ASSEMBLÉE LÉGISLATIVE.

CHAPITRE PREMIER.

JUGEMENT SUR L’ASSEMBLÉE CONSTITUANTE.—OUVERTURE DE LA SECONDE

ASSEMBLÉE NATIONALE, DITE Assemblée législative; SA COMPOSITION.

—ÉTAT DES CLUBS; LEURS MEMBRES INFLUENS.—PÉTION, MAIRE DE PARIS.

—POLITIQUE DES PUISSANCES.—ÉMIGRATION; DÉCRETS CONTRE LES ÉMIGRÉS

ET CONTRE LES PRÊTRES NON ASSERMENTÉS.—MODIFICATION DANS LE

MINISTÈRE.—PRÉPARATIFS DE GUERRE; ÉTAT DES ARMÉES.

L’Assemblée constituante venait de terminer sa longue et laborieuse
carrière; et, malgré son noble courage, sa parfaite équité, ses
immenses travaux, elle était haïe comme révolutionnaire à Coblentz, et
comme aristocrate à Paris. Pour bien juger cette mémorable assemblée,
où la réunion des lumières fut si grande et si variée, les résolutions
si hardies et si persévérantes, et où, pour la première fois
peut-être, on vit tous les hommes éclairés d’une nation réunis avec la
volonté et le pouvoir de réaliser les voeux de la philosophie, il faut
considérer l’état dans lequel elle avait trouvé la France, et celui
dans lequel elle la laissait.

En 1789, la nation française sentait et connaissait tous ses maux,
mais elle ne concevait pas la possibilité de les guérir. Tout à
coup, sur la demande imprévue des parlemens, les états-généraux sont
convoqués; l’assemblée constituante se forme, et arrive en présence du
trône, enorgueilli de son ancienne puissance, et disposé tout au plus
à souffrir quelques doléances. Alors elle se pénètre de ses droits, se
dit qu’elle est la nation, et ose le déclarer au gouvernement étonné.
Menacée par l’aristocratie, par la cour et par une armée, ne prévoyant
pas encore les soulèvemens populaires, elle se déclare inviolable, et
défend au pouvoir de toucher à elle; convaincue de ses droits, elle
s’adressait à des ennemis qui n’étaient pas convaincus des leurs,
et elle l’emporte, par une simple expression de sa volonté, sur une
puissance de plusieurs siècles et sur une armée de trente mille
hommes.

C’est là toute la révolution; c’en est le premier acte et le plus
noble; il est juste, il est héroïque, car jamais une nation n’a agi
avec plus de droit et de danger.

Le pouvoir vaincu, il fallait le reconstituer d’une manière juste et
convenable. Mais à l’aspect de cette échelle sociale au sommet de
laquelle tout surabonde, puissance, honneurs, fortune, tandis qu’au
bas tout manque jusqu’au pain indispensable à la vie, l’assemblée
constituante éprouve dans ses pensées une réaction violente, et veut
tout niveler. Elle décide donc que la masse des citoyens complètement
égalisée exprimera ses volontés, et que le roi demeurera chargé
seulement de leur exécution.

Son erreur ici n’est point d’avoir réduit la royauté à une simple
magistrature; car le roi avait encore assez d’autorité pour maintenir
les lois, et plus que n’en ont les magistrats dans les républiques;
mais c’est d’avoir cru qu’un roi, avec le souvenir de ce qu’il avait
été, pût se résigner, et qu’un peuple, qui se réveillait à peine, et
qui venait de recouvrer une partie de la puissance publique, ne voulût
pas la conquérir tout entière. L’histoire prouve en effet qu’il faut
diviser infiniment les magistratures, ou que, si on établit un chef
unique, il faut le doter si bien qu’il n’ait pas envie d’usurper.

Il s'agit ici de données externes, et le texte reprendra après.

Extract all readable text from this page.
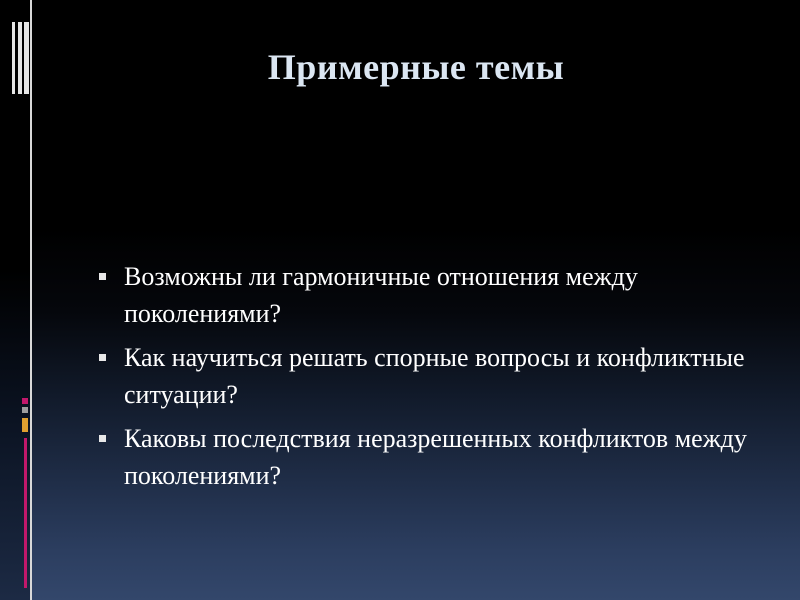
Примерные темы
Возможны ли гармоничные отношения между поколениями?
Как научиться решать спорные вопросы и конфликтные ситуации?
Каковы последствия неразрешенных конфликтов между поколениями?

Quand les nations, presque exclusivement occupées de leurs intérêts
privés, sentent le besoin de se décharger sur un chef des soins du
gouvernement, elles font bien de s’en donner un; mais il faut alors
que ce chef, égal des rois anglais, pouvant convoquer et dissoudre les
assemblées nationales, n’ayant point à recevoir leurs volontés, ne les
sanctionnant que lorsqu’elles lui conviennent, et empêché seulement
de trop mal faire, ait réellement la plus grande partie de la
souveraineté. La dignité de l’homme peut encore se conserver sous
un gouvernement pareil, lorsque la loi est rigoureusement observée,
lorsque chaque citoyen sent tout ce qu’il vaut, et sait que ces
pouvoirs si grands, laissés au prince, ne lui ont été abandonnés que
comme une concession à la faiblesse humaine.

Mais ce n’est pas à l’instant où une nation vient tout à coup de
se rappeler ses droits, qu’elle peut consentir à se donner un rôle
secondaire, et à remettre volontairement la toute-puissance à un
chef, pour que l’envie ne lui vienne pas de l’usurper. L’assemblée
constituante n’était pas plus capable que la nation elle-même de faire
une pareille abdication. Elle réduisit donc la royauté à une simple
magistrature héréditaire, espérant que le roi se contenterait de cette
magistrature, toute brillante encore d’honneurs, de richesses et de
puissance, et que le peuple la lui laisserait.

Mais que l’assemblée l’espérât ou non, pouvait-elle, dans ce doute,
trancher la question? pouvait-elle supprimer le roi, ou bien lui
donner toute la puissance que l’Angleterre accorde à ses monarques?

D’abord, elle ne pouvait pas déposer Louis XVI; car s’il est toujours
permis de mettre la justice dans un gouvernement, il ne l’est pas d’en
changer la forme, quand la justice s’y trouve, et de convertir tout
à coup une monarchie en république. D’ailleurs la possession est
respectable; et si l’assemblée eût dépouillé la dynastie, que
n’eussent pas dit ses ennemis, qui l’accusaient de violer la propriété
parce qu’elle attaquait les droits féodaux?

D’un autre côté, elle ne pouvait accorder au roi le veto absolu, la
nomination des juges, et autres prérogatives semblables, parce que
l’opinion publique s’y opposait, et que, cette opinion faisant sa
seule force, elle était obligée de s’y soumettre.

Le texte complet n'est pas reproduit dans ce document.